Teardowns often raise a furor in a community when they result in the razing of significant older homes. Regulations developed by a New England preservationist group have helped protect Modern houses built by Marcel Breuer, the rationale for saving the New Canaan homes is interesting:
New Canaan became a center for Modern houses when the Hungarian-born Breuer — a product of the Bauhaus school of design in pre-Nazi Germany — and four other architects moved to the town in the 1940s and used it as a canvas for their creations. Breuer adapted new designs to American architecture, such as a flat or nearly flat roof and cantilever construction.
Other Modern characteristics include muted colors, the lack of ornamentation and the emphasis on structural systems. The homes have since become a New Canaan tourist attraction. The town’s zoning rules do not forbid razing the homes but require 90-day notice for tear-downs.
“People come from as far away as Japan on a routine basis,” First Selectman Jeb Walker said.
Modern homes also serve as models for today’s new energy-efficient houses. Their modest size, overhangs that provide shade and features that take advantage of sunlight for solar power are old features suddenly new again.
The article suggests several possible reasons for saving these homes:
1. One involved person said “the preservation effort is “a way for America to keep its architectural memory.””
2. The homes are older and older homes deserve some recognition. Too many new homes at one time can radically alter the character of a community.
3. The homes were designed by an important architect and were part of an important style (Modernism).
4. The houses draw visitors which adds up to tourist dollars. This also helps make New Canaan distinct from other communities.
5. The Modern homes were the opening wave of environmentally-friendly homes.
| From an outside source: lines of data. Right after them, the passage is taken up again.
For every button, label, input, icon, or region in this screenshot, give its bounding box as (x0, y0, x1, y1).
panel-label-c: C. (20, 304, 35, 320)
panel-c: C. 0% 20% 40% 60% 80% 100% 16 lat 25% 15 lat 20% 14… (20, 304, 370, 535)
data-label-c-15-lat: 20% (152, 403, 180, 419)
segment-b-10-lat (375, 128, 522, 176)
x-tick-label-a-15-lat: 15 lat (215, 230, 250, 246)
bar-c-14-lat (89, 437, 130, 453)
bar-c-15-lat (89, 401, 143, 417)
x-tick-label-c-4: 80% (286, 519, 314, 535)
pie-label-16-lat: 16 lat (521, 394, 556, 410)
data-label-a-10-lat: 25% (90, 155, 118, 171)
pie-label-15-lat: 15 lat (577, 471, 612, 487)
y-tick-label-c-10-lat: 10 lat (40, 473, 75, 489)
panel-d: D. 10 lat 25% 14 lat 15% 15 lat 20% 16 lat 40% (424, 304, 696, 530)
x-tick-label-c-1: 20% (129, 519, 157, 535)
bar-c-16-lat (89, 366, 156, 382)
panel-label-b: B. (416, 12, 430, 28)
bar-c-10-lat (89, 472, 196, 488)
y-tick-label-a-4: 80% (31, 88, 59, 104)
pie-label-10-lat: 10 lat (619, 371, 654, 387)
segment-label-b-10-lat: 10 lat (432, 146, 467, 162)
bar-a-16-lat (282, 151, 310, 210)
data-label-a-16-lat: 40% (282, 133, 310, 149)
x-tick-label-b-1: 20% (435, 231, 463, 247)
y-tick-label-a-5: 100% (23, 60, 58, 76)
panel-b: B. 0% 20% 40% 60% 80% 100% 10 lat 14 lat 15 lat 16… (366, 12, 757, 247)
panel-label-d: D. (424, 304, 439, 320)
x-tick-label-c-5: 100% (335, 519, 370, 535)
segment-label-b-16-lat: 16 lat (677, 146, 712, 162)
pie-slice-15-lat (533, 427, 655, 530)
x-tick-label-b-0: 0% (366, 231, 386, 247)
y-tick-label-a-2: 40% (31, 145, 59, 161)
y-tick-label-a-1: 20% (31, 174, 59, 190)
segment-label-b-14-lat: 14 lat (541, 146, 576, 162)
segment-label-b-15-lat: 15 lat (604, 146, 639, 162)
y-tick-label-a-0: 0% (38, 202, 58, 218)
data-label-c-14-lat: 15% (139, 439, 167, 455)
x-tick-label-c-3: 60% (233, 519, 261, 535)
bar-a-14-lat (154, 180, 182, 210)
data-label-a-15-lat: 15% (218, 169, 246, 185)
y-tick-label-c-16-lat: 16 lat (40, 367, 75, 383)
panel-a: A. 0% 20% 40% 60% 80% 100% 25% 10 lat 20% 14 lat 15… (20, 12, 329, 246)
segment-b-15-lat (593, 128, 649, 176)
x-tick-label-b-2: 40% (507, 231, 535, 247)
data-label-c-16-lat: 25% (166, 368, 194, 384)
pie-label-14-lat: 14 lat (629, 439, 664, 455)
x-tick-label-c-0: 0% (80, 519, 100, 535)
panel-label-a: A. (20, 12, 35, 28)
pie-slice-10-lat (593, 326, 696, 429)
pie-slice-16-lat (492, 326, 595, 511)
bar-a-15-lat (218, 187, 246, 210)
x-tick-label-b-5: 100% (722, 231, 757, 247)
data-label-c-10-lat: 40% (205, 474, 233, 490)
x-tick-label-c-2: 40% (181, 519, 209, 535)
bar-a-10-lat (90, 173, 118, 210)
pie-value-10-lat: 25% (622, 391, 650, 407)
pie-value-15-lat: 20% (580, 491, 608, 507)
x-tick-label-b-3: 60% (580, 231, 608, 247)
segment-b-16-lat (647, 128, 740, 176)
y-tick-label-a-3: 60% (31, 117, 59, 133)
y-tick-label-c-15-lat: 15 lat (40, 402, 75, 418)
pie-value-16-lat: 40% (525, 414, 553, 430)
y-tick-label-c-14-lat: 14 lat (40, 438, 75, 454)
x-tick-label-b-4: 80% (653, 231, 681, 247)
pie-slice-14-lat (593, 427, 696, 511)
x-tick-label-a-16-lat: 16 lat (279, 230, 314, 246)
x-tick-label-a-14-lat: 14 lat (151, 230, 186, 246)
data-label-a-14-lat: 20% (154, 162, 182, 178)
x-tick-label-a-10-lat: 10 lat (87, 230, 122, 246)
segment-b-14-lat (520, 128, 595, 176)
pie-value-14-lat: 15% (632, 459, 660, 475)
Of course, there could be counterarguments to these five arguments. But this particular community has decided that these Modern homes are worth saving. Interestingly, another community (the article hints at a case in Westport, Connecticut) might choose otherwise. I suspect Reason #4 above, the fact that New Canaan is known for these homes, goes a long way in protecting these homes. The Wikipedia entry for the community says about 80 modern homes were built after World War II, something few suburbs could boast of.